| name | hybrid-retrieval |
| description | Use this skill when failures show that vector search is missing exact-token
matches (product names, error codes, version numbers, identifiers) or
conversely when keyword search is missing semantic paraphrases. This skill
documents how to add a BM25 lane alongside the vector lane and merge the
results with Reciprocal Rank Fusion.
|
Hybrid Retrieval
When to use
Add hybrid retrieval when /reports/latest.json shows either:
- Paraphrase-brittleness failures with high BM25 baseline scores —
vector search is missing things keyword search would catch
- Exact-token failures where queries reference specific identifiers
(product names, error codes, version strings) and vector recall is low
If the report shows that retrieval is working but generation is the
problem, this skill is the wrong place to look.
Why hybrid beats either alone
Pure vector search and pure keyword search fail in opposite ways:
- Vector struggles when exact tokens matter — error codes,
identifiers, product names all embed to roughly the same region
- Keyword struggles with paraphrase — "cancel my subscription" finds
nothing if the doc says "terminate your plan"

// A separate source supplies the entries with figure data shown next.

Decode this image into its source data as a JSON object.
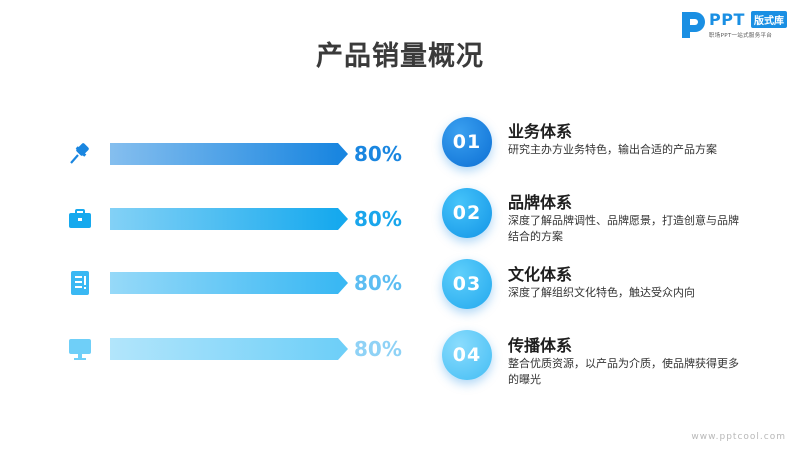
{
  "title": "产品销量概况",
  "logo": {
    "brand": "PPT",
    "badge": "版式库",
    "tagline": "职场PPT一站式服务平台"
  },
  "chart_data": {
    "type": "bar",
    "orientation": "horizontal",
    "categories": [
      "pin-icon",
      "briefcase-icon",
      "document-icon",
      "monitor-icon"
    ],
    "values": [
      80,
      80,
      80,
      80
    ],
    "value_labels": [
      "80%",
      "80%",
      "80%",
      "80%"
    ],
    "xlim": [
      0,
      100
    ],
    "colors": [
      "#1a86e0",
      "#16a9ee",
      "#3ab8f3",
      "#6fcff8"
    ],
    "label_colors": [
      "#1a86e0",
      "#1aa6ec",
      "#5cbdf2",
      "#8fd2f6"
    ]
  },
  "features": [
    {
      "num": "01",
      "title": "业务体系",
      "desc": "研究主办方业务特色，输出合适的产品方案"
    },
    {
      "num": "02",
      "title": "品牌体系",
      "desc": "深度了解品牌调性、品牌愿景，打造创意与品牌结合的方案"
    },
    {
      "num": "03",
      "title": "文化体系",
      "desc": "深度了解组织文化特色，触达受众内向"
    },
    {
      "num": "04",
      "title": "传播体系",
      "desc": "整合优质资源，以产品为介质，使品牌获得更多的曝光"
    }
  ],
  "watermark": "www.pptcool.com"
}
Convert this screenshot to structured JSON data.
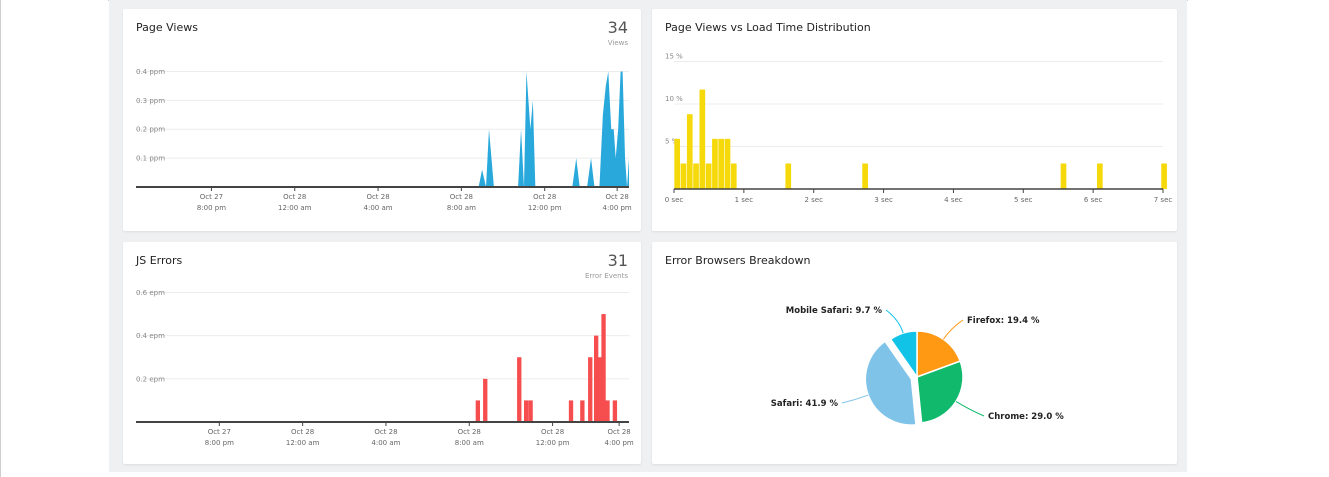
{
  "colors": {
    "page_views": "#29a8dc",
    "load_time": "#f5d90a",
    "js_errors": "#f64d4f",
    "firefox": "#ff9812",
    "chrome": "#10b96c",
    "safari": "#7fc3e8",
    "mobile_safari": "#12c3e8"
  },
  "cards": {
    "page_views": {
      "title": "Page Views",
      "value": "34",
      "unit": "Views"
    },
    "load_time": {
      "title": "Page Views vs Load Time Distribution"
    },
    "js_errors": {
      "title": "JS Errors",
      "value": "31",
      "unit": "Error Events"
    },
    "browsers": {
      "title": "Error Browsers Breakdown"
    }
  },
  "chart_data": [
    {
      "id": "page_views",
      "type": "area",
      "y_ticks": [
        "0.1 ppm",
        "0.2 ppm",
        "0.3 ppm",
        "0.4 ppm"
      ],
      "y_tick_values": [
        0.1,
        0.2,
        0.3,
        0.4
      ],
      "ylim": [
        0,
        0.45
      ],
      "xlim": [
        0,
        100
      ],
      "x_ticks": [
        {
          "x": 15.3,
          "line1": "Oct 27",
          "line2": "8:00 pm"
        },
        {
          "x": 32.2,
          "line1": "Oct 28",
          "line2": "12:00 am"
        },
        {
          "x": 49.1,
          "line1": "Oct 28",
          "line2": "4:00 am"
        },
        {
          "x": 66.0,
          "line1": "Oct 28",
          "line2": "8:00 am"
        },
        {
          "x": 82.9,
          "line1": "Oct 28",
          "line2": "12:00 pm"
        },
        {
          "x": 97.6,
          "line1": "Oct 28",
          "line2": "4:00 pm"
        }
      ],
      "points": [
        [
          0,
          0
        ],
        [
          69.5,
          0
        ],
        [
          70.2,
          0.06
        ],
        [
          71,
          0
        ],
        [
          71.6,
          0.2
        ],
        [
          72.6,
          0
        ],
        [
          77.5,
          0
        ],
        [
          78.1,
          0.2
        ],
        [
          78.7,
          0
        ],
        [
          79.2,
          0.4
        ],
        [
          80,
          0.2
        ],
        [
          80.5,
          0.3
        ],
        [
          81,
          0
        ],
        [
          88.5,
          0
        ],
        [
          89.3,
          0.1
        ],
        [
          90,
          0
        ],
        [
          91.5,
          0
        ],
        [
          92.3,
          0.1
        ],
        [
          93,
          0
        ],
        [
          94,
          0
        ],
        [
          94.7,
          0.25
        ],
        [
          95.3,
          0.35
        ],
        [
          95.8,
          0.4
        ],
        [
          96.4,
          0.2
        ],
        [
          96.9,
          0.2
        ],
        [
          97.3,
          0.1
        ],
        [
          97.8,
          0.2
        ],
        [
          98.3,
          0.4
        ],
        [
          98.7,
          0.4
        ],
        [
          99.2,
          0.1
        ],
        [
          99.6,
          0
        ],
        [
          100,
          0.1
        ],
        [
          100,
          0
        ]
      ]
    },
    {
      "id": "load_time",
      "type": "bar",
      "y_ticks": [
        "5 %",
        "10 %",
        "15 %"
      ],
      "y_tick_values": [
        5,
        10,
        15
      ],
      "ylim": [
        0,
        16
      ],
      "x_ticks": [
        "0 sec",
        "1 sec",
        "2 sec",
        "3 sec",
        "4 sec",
        "5 sec",
        "6 sec",
        "7 sec"
      ],
      "x_tick_values": [
        0,
        1,
        2,
        3,
        4,
        5,
        6,
        7
      ],
      "xlim": [
        0,
        7
      ],
      "bar_width": 0.09,
      "bars": [
        [
          0.05,
          5.9
        ],
        [
          0.14,
          3.0
        ],
        [
          0.23,
          8.8
        ],
        [
          0.32,
          3.0
        ],
        [
          0.41,
          11.7
        ],
        [
          0.5,
          3.0
        ],
        [
          0.59,
          5.9
        ],
        [
          0.68,
          5.9
        ],
        [
          0.77,
          5.9
        ],
        [
          0.86,
          3.0
        ],
        [
          1.64,
          3.0
        ],
        [
          2.74,
          3.0
        ],
        [
          5.58,
          3.0
        ],
        [
          6.1,
          3.0
        ],
        [
          7.02,
          3.0
        ]
      ]
    },
    {
      "id": "js_errors",
      "type": "bar",
      "y_ticks": [
        "0.2 epm",
        "0.4 epm",
        "0.6 epm"
      ],
      "y_tick_values": [
        0.2,
        0.4,
        0.6
      ],
      "ylim": [
        0,
        0.63
      ],
      "xlim": [
        0,
        100
      ],
      "bar_width": 1.0,
      "x_ticks": [
        {
          "x": 16.9,
          "line1": "Oct 27",
          "line2": "8:00 pm"
        },
        {
          "x": 33.8,
          "line1": "Oct 28",
          "line2": "12:00 am"
        },
        {
          "x": 50.7,
          "line1": "Oct 28",
          "line2": "4:00 am"
        },
        {
          "x": 67.6,
          "line1": "Oct 28",
          "line2": "8:00 am"
        },
        {
          "x": 84.5,
          "line1": "Oct 28",
          "line2": "12:00 pm"
        },
        {
          "x": 98.0,
          "line1": "Oct 28",
          "line2": "4:00 pm"
        }
      ],
      "bars": [
        [
          69.4,
          0.1
        ],
        [
          70.9,
          0.2
        ],
        [
          77.8,
          0.3
        ],
        [
          79.2,
          0.1
        ],
        [
          80.1,
          0.1
        ],
        [
          88.3,
          0.1
        ],
        [
          90.6,
          0.1
        ],
        [
          92.2,
          0.3
        ],
        [
          93.4,
          0.4
        ],
        [
          94.1,
          0.3
        ],
        [
          94.9,
          0.5
        ],
        [
          95.7,
          0.1
        ],
        [
          97.2,
          0.1
        ]
      ]
    },
    {
      "id": "browsers",
      "type": "pie",
      "slices": [
        {
          "name": "Firefox",
          "value": 19.4,
          "label": "Firefox: 19.4 %",
          "color_key": "firefox"
        },
        {
          "name": "Chrome",
          "value": 29.0,
          "label": "Chrome: 29.0 %",
          "color_key": "chrome"
        },
        {
          "name": "Safari",
          "value": 41.9,
          "label": "Safari: 41.9 %",
          "color_key": "safari",
          "exploded": true
        },
        {
          "name": "Mobile Safari",
          "value": 9.7,
          "label": "Mobile Safari: 9.7 %",
          "color_key": "mobile_safari"
        }
      ]
    }
  ]
}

A hybrid system runs both in parallel and merges. The merge does not
need calibrated scores from either side, only ranks.
Reciprocal Rank Fusion (RRF)
For each candidate document, sum across all retrieval methods:
score(doc) = sum over methods of: 1 / (k + rank_in_method)
k=60 is the conventional constant. A doc ranked 1st in both lists
scores 1/61 + 1/61 ≈ 0.033. A doc ranked 1st in only one list scores
1/61 ≈ 0.016. Documents that appear in both lists, even at moderate
ranks, beat documents that appear in only one.
Implementation procedure
-
Add a BM25 index alongside the vector index. Use rank_bm25
(pure Python, ~50 lines of integration). Index the same chunks that
are in the vector store, so document IDs align.
-
Wire both into /pipeline/query.py. At query time:
- Run BM25, get top-N1 ranked list (default N1=50)
- Run vector search, get top-N2 ranked list (default N2=50)
- Apply RRF over the union, sorted by RRF score
- Take top-K of the merged list (default K=20) before reranking
-
Tune the lane sizes. N1 and N2 can be tuned but defaults are
usually fine. The reranker downstream is what really decides what
the LLM sees; the lanes' job is just to cast a wide net.
-
Validate per failure category, not just overall. Hybrid
helps exact-token failures a lot, paraphrase failures a little. If
overall score moves but a specific category gets worse, investigate.
Gotchas
- Stop words — BM25 weighting can be skewed by short queries
containing only common words. Either run a stopword filter or accept
that vector dominates on short queries
- Tokenization mismatch — if BM25 tokenizes "v2.0" differently from
the embedding model, recall on version strings can underperform.
Either share a tokenizer or pre-process queries
- Performance — running both lanes is roughly 2x the latency unless
you parallelize. In Python,
asyncio or concurrent.futures makes
this trivial; do it from day one
Validation hypothesis to log
When you commit a hybrid retrieval change, the changelog entry should
specify:
- which failure category you expected to fix
- expected magnitude of improvement
- expected null result for unrelated categories
If your measured result diverges substantially from the hypothesis,
that's a signal something else is going on.